Kanban is a mechanism invented by a Toyota engineer, to function as currency to facilitate the smooth flowing of the miniature economy of a factory. Money is but a kanban to facilitate the flow of economies. The value of money needs to be reset every generation, like a kanban reboot. The ideas of tired old men, and women, need to be supplanted by the next generation's. Change every generation - steam power needs to give way to combustion. Combustion needs to give way to electric propulsion, which would one day give way to luminal propulsion. The fallowing of fields, the rotation of crops - such beauty, such elegance. Especially if applied to modern industrial management.

My current obsession is the study the Temple of Yehezkiel. I am believing that the Temple blueprint, the distances and nodes, is a paradigm - a paradigm that is a guide to humankind in our conquest and assembling of the Universe. I seem to be drifting in the direction that if the world understands the paradigm modeled by the Temple blueprint, even Saudi Arabia and Iran would throw money at us urging us quickly build the Temple in Jerusalem as a monument to that paradigm.

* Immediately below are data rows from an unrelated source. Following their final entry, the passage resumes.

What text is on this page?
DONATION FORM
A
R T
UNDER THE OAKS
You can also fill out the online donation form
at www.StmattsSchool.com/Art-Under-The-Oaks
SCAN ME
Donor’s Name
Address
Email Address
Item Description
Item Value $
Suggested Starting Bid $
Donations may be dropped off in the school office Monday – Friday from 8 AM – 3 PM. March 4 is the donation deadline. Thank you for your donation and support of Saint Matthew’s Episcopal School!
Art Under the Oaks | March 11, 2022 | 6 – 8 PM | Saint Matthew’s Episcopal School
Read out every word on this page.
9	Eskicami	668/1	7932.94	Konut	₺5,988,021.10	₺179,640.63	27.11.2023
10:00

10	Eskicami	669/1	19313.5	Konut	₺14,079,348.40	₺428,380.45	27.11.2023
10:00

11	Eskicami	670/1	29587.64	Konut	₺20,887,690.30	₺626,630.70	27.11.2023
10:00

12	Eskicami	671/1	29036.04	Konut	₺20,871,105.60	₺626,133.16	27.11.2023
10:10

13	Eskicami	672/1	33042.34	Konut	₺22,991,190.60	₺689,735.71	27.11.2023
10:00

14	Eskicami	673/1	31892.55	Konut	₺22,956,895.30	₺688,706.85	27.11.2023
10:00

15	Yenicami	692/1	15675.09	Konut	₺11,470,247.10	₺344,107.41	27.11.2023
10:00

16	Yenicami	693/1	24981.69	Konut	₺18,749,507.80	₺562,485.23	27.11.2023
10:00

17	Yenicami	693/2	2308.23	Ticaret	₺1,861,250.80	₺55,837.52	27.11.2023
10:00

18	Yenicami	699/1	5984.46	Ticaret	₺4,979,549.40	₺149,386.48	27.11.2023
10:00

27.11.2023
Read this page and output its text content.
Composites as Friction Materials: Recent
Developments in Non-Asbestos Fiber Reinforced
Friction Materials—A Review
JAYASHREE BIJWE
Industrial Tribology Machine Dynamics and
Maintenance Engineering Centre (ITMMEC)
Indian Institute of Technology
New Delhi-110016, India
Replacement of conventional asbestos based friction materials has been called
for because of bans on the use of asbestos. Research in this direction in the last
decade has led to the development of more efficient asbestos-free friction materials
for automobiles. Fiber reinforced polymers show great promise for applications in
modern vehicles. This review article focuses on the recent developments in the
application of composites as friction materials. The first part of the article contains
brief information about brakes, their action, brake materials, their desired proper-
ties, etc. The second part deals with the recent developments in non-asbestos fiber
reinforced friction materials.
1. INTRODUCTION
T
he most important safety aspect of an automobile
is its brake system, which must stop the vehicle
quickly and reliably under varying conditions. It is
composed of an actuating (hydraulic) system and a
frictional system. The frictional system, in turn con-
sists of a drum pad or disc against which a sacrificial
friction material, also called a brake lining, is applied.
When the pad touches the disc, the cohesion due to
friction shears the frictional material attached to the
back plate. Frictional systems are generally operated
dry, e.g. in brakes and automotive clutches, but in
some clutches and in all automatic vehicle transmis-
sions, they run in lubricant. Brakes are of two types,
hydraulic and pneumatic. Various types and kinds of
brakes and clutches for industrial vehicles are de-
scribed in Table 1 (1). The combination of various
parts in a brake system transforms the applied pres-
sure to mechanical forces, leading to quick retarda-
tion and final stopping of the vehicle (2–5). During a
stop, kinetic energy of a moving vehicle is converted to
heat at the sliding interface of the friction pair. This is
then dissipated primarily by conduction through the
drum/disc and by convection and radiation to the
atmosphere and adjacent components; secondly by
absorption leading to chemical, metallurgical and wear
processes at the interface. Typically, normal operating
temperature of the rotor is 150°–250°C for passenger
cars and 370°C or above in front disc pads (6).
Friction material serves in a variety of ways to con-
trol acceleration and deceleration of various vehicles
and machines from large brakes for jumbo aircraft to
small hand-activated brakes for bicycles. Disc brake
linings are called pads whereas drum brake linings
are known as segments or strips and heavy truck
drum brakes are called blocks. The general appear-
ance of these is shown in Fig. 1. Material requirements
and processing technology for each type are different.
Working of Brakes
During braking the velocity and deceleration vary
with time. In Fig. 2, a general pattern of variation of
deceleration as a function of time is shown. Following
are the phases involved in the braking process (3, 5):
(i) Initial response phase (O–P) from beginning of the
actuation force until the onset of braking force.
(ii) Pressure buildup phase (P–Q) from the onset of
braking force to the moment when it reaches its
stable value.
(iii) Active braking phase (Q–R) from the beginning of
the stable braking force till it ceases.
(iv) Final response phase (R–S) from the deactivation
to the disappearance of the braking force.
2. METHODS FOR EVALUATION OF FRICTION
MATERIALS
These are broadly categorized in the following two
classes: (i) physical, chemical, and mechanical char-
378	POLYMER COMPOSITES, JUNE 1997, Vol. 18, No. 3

I had been deeply involved in fundamentalist Christianity before. I had been trained in rescuing Christians from "cults", though I wasn't very good at it. I was very good in telling people which verses say what but I wasn't very good at expressing them in lay terms. I was so adept at explaining Pauline basis of Romans 5, I dare say church leaders were impressed and urged me to train as assistant pastor.

In short, I had once long ago too believed that Jews had to accept Jesus as god and messiah. In short, I might have to revise on it, but I was trained on all the Bible verses to that persuasion. You can't expect too much from an autistic person like myself. The theology of sacrifice of Jesus and Pauline theory were completely in disagreement with my obsession with understanding the Sabbath.

Salvation by faith alone, and the very idea of Christian salvation did not make sense and is out of sync with my obsession. Those who say that I should not depend on human reasoning, don't be too smirk - I am or at least had been very familiar with the obfuscated human reasoning used to explain many basic Christian theologies. I eventually grew tired of those complex human reasoning - it was more believable listening to the Taoist fairy tale of people tempting the kitchen god with candy to shut his mouth.

Christians not exposed to the deeper end of theology would innocently urge "Just believe". But you can't just believe, because there are moral decisions to be made and you would want to see which scripture constrains your decision and then there you go into the bottomless pit of Christian theological application of human reasoning. Convoluted and obfuscated, compared to the elegance and beauty of the Sabbath framework. Christianity has effectively retired the relevance of Leviticus and Deuteronomy except when convenient to their life-styles to pick one or two verses out. It is also terribly annoying to an autistic person obsessed with the Hebrew Bible, when someone tries to convince her using the KJV, NASB or NIV.

My obsession would expose my lack of understanding of the Talmud, Midrash and Halakha. After all, I am not expected to understand them. Personally, I feel there are sufficient number of medieval decisions needing to be updated. Like mixing of chicken meat with dairy. And rabbis would say it is dangerous to study Kabbalah without a firm foot on the Talmud. OK, I guess I have crossed that threshold. Anyway that holds true only for men. Also, for the little exposure I've had, I find understanding the Talmud requires your mind to work like a lawyer and not a scientist - quite difficult for me. I am not against the Talmud, but I would need a good teacher to understand its decisions. And I don't have the time or necessity.

I am hoping to grasp the architectural implications of the Temple and that it would justify my belief that the Sabbath is the only path of salvation for humankind.